We kennen Fourier vooral als wiskundige en natuurkundige. Zijn echte interesses en ambities lagen dan ook in de wetenschap. Hij hoopte de geschiedenis in te gaan als de ‘Newton van warmte’. Dat is niet helemaal gelukt, al heeft hij met de naar hem genoemde wet over geleiding van warmte wel degelijk een bijdrage van betekenis geleverd aan de wetenschappelijke kennis daarover. Aan de hand van die wet kon hij uitrekenen dat aardwarmte die naar het oppervlak komt een verwaarloosbare invloed heeft op het klimaat van de aarde. Een onbeduidende klimaatwetenschappelijke conclusie is dat allerminst. Maar het is niet het fundamentele inzicht waar het hier over gaat, ook al is een groot deel van het artikel uit 1824 gewijd aan beschouwingen over geleiding. Bij al zijn rekenarij aan geleiding van warmte ontwikkelde hij de wiskundige techniek waar hij zijn grootste bekendheid aan dankt: de Fourier-analyse.

Het grote belang van Fourier voor de klimaatwetenschap is het nieuwe perspectief dat hij koos. Hij keek niet naar het klimaat zoals wij, aardbewoners, gewend zijn om dat te doen, afgaand op onze eigen waarnemingen van kou en warmte, zonneschijn en bewolking, neerslag en droogte. Fourier vertrok in gedachten van de aarde om de planeet vanop een afstandje in zijn geheel te bekijken. Die planeet wisselt energie uit met zijn omgeving; maar omdat die omgeving uit lege ruimte bestaat, kan dat alleen in de vorm van straling. Dat is namelijk de enige vorm van energie die zich door lege ruimte kan bewegen.

De aarde ontvangt straling van de zon en zendt warmtestraling uit naar het heelal. We hebben een stabiel klimaat als die twee gelijk zijn aan elkaar. Ofwel, als de stralingsbalans in evenwicht is. Is er geen evenwicht, dan warmt de planeet op, of koelt hij af. Het is niet helemaal wat Fourier concludeerde, want hij meende dat het licht van de sterren mogelijk ook nog wat hielp om de aarde te verwarmen. Maar dat doet niets af aan het belang van het fundamentele inzicht dat opwarming of afkoeling van de aarde alleen te verklaren is via de stralingsbalans.

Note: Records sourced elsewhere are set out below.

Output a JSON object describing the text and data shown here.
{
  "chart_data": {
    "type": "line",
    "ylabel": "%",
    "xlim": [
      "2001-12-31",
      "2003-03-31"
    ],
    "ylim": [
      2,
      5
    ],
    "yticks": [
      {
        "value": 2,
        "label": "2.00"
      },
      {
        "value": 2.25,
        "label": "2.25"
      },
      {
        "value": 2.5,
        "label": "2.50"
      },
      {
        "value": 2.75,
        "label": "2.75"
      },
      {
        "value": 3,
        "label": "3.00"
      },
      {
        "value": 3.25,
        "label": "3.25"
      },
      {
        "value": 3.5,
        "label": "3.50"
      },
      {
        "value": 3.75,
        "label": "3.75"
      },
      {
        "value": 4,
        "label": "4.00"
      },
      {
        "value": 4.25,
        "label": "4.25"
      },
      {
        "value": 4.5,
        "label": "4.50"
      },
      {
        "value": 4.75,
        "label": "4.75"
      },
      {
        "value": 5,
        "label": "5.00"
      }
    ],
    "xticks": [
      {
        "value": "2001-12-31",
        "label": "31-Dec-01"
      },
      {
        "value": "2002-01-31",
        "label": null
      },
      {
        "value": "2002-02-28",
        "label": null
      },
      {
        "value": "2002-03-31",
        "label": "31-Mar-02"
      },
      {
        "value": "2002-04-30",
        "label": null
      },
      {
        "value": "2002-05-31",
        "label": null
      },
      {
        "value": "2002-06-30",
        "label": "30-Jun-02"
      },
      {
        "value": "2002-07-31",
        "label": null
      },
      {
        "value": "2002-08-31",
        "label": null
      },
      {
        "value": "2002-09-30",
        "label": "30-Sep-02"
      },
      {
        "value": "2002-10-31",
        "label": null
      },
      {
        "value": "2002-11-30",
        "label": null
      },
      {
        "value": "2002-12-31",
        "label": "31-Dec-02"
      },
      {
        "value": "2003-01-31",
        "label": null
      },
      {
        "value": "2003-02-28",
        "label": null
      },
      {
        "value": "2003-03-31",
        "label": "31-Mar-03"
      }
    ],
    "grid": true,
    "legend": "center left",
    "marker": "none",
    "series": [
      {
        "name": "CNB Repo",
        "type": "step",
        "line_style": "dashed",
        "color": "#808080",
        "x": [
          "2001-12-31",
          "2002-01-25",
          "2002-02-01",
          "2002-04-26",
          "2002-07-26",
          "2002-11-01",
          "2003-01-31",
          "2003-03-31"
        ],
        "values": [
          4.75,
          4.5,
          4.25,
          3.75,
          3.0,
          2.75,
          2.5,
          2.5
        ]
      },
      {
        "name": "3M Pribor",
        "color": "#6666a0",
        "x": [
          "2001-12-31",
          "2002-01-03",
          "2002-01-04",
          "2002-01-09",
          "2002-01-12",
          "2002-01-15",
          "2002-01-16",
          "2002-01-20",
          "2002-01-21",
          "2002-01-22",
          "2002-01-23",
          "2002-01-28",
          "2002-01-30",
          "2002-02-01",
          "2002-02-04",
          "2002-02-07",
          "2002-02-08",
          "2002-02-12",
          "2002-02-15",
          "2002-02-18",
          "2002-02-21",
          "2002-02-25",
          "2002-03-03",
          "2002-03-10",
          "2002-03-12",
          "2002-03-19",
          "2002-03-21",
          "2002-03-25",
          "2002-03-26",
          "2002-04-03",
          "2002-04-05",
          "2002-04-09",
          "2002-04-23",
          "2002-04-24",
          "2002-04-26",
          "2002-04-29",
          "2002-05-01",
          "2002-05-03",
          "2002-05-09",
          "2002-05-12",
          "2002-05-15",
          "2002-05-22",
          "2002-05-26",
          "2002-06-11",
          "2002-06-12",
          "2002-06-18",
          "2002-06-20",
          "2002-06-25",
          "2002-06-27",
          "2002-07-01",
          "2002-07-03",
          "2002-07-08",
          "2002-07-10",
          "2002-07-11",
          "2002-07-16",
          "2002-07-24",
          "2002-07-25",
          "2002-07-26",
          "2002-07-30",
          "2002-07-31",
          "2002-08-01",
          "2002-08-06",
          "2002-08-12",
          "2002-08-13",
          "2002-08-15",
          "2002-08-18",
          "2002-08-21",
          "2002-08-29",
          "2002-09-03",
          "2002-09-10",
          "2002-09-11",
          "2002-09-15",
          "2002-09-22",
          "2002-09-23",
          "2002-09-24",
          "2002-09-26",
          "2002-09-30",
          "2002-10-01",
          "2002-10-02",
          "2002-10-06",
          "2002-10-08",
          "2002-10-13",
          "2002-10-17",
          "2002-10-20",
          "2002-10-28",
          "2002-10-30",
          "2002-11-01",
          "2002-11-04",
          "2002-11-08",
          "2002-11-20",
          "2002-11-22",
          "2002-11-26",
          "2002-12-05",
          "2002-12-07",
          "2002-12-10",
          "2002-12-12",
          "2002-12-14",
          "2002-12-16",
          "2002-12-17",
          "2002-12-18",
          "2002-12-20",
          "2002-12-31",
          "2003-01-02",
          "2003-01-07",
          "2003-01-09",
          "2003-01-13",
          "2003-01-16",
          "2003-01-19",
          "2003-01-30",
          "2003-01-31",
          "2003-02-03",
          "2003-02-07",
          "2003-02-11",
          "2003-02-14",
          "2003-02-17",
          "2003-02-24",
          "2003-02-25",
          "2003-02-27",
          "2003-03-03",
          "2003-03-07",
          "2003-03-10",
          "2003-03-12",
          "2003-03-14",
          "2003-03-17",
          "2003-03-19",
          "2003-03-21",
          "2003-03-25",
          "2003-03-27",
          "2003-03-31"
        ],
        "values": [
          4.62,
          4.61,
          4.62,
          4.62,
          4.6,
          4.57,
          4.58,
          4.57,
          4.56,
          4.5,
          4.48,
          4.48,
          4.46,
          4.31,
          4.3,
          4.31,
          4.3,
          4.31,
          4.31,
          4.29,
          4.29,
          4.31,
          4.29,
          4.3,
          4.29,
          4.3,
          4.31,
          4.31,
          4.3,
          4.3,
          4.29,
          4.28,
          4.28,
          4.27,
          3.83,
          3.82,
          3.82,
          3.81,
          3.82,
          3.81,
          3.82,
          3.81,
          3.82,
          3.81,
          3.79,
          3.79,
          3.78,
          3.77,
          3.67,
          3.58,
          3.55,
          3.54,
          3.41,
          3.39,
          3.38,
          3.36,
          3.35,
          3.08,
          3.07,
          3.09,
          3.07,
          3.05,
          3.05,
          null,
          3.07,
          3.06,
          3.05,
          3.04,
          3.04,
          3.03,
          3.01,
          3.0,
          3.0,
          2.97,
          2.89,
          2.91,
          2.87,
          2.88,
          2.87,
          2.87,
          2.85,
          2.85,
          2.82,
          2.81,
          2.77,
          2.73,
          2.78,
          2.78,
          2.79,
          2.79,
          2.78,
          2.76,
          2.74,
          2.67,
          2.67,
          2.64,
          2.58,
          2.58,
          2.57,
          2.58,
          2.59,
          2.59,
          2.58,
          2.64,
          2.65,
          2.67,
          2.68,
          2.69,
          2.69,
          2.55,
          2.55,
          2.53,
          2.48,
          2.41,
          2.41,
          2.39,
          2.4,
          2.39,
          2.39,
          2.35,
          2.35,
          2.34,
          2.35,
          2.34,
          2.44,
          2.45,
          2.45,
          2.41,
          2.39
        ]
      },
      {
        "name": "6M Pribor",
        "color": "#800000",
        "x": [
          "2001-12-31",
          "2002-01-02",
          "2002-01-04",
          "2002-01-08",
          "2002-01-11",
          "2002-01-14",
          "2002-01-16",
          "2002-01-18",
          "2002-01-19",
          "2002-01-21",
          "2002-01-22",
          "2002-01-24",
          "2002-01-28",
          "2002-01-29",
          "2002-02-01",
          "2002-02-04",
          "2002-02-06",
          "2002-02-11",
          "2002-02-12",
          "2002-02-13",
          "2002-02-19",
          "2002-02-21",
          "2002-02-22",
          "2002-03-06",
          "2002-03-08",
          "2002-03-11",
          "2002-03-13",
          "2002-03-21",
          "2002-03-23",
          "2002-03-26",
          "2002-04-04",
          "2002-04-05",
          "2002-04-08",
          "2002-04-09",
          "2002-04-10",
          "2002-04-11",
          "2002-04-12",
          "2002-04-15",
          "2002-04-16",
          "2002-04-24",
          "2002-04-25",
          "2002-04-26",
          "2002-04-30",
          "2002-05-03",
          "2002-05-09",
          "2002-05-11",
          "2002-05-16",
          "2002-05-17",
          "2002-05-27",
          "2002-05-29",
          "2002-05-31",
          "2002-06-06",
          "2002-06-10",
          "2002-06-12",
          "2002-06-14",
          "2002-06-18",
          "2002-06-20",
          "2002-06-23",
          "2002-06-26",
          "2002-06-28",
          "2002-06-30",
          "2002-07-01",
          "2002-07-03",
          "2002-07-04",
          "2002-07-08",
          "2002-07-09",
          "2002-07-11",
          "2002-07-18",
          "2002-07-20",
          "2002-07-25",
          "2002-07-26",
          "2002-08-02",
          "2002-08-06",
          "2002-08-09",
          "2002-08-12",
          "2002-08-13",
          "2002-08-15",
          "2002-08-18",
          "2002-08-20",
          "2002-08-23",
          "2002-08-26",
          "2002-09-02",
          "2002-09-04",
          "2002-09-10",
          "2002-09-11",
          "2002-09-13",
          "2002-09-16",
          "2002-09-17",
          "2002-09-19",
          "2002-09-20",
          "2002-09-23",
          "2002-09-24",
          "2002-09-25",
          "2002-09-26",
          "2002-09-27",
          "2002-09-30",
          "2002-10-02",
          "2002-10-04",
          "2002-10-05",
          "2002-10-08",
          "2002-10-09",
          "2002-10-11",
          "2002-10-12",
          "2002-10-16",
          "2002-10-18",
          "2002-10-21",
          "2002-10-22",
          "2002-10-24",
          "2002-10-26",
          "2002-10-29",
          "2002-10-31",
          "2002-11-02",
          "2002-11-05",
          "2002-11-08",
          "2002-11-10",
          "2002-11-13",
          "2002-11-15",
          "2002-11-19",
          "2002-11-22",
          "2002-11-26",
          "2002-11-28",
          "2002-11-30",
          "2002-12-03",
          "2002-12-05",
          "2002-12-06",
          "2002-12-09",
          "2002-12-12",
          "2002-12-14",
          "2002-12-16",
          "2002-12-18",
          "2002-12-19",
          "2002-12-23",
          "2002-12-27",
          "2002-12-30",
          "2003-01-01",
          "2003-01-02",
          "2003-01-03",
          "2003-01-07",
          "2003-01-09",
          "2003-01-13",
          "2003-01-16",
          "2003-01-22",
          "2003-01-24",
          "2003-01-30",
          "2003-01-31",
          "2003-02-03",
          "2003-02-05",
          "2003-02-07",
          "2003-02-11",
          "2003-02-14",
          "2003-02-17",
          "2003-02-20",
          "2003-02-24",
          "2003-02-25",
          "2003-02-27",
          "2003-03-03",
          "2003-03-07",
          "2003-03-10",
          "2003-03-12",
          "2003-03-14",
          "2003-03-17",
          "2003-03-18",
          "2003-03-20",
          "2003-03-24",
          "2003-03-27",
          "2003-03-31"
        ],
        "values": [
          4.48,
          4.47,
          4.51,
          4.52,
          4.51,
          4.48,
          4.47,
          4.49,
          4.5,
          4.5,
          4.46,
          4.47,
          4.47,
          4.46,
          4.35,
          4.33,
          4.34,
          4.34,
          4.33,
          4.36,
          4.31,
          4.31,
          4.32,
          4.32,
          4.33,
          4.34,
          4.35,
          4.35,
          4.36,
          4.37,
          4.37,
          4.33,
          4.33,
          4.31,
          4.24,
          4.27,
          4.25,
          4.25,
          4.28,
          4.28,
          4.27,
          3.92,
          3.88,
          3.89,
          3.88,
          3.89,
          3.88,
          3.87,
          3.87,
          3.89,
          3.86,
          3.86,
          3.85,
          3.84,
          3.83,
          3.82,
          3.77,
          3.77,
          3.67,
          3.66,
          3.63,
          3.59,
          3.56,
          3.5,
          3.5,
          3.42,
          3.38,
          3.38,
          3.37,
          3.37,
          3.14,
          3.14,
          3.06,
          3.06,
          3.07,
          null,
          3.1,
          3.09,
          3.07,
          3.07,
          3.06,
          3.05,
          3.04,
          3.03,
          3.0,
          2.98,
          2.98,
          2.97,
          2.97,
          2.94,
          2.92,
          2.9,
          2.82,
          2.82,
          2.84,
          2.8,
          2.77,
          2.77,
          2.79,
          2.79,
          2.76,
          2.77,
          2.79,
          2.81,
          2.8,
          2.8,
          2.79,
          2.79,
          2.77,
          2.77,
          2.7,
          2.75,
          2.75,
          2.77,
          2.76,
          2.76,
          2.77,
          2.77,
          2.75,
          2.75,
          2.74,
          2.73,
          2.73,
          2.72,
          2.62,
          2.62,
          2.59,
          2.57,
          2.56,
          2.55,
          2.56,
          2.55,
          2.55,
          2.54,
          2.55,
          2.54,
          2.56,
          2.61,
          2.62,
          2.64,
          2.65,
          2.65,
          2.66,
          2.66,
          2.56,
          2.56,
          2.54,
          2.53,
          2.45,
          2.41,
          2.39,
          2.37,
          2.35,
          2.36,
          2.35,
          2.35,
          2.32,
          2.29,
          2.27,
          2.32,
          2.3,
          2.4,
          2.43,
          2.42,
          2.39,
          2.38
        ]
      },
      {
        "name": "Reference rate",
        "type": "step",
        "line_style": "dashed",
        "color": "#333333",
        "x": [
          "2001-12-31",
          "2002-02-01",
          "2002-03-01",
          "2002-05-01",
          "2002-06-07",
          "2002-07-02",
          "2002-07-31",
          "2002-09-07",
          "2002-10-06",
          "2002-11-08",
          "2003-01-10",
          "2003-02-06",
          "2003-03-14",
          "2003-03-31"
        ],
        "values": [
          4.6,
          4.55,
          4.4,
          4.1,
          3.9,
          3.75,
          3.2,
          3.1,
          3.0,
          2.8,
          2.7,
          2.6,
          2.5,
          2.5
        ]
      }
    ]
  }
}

Wie de planeet van een afstand bekijkt, ziet het laagje lucht dat het aardoppervlak scheidt van de lege ruimte. Zonlicht moet daar doorheen om het aardoppervlak te bereiken, en warmtestraling eveneens, om vanaf het aardoppervlak te ontsnappen naar het heelal. Fourier bedacht dat dat invloed zou kunnen hebben op de stralingsbalans, en daarmee op de temperatuur van het aardoppervlak. Hij wist dat glas wel transparant is voor zonlicht, maar niet voor warmtestraling. En als dat voor glas geldt, waarom dan niet voor de aardatmosfeer? Het is hypothese van het broeikaseffect, al dateert die term van lang na Fourier. Het maakt hem niet echt tot de ontdekker ervan, zoals wel eens wordt gezegd. Hij formuleerde weliswaar de hypothese, maar kon die niet bewijzen.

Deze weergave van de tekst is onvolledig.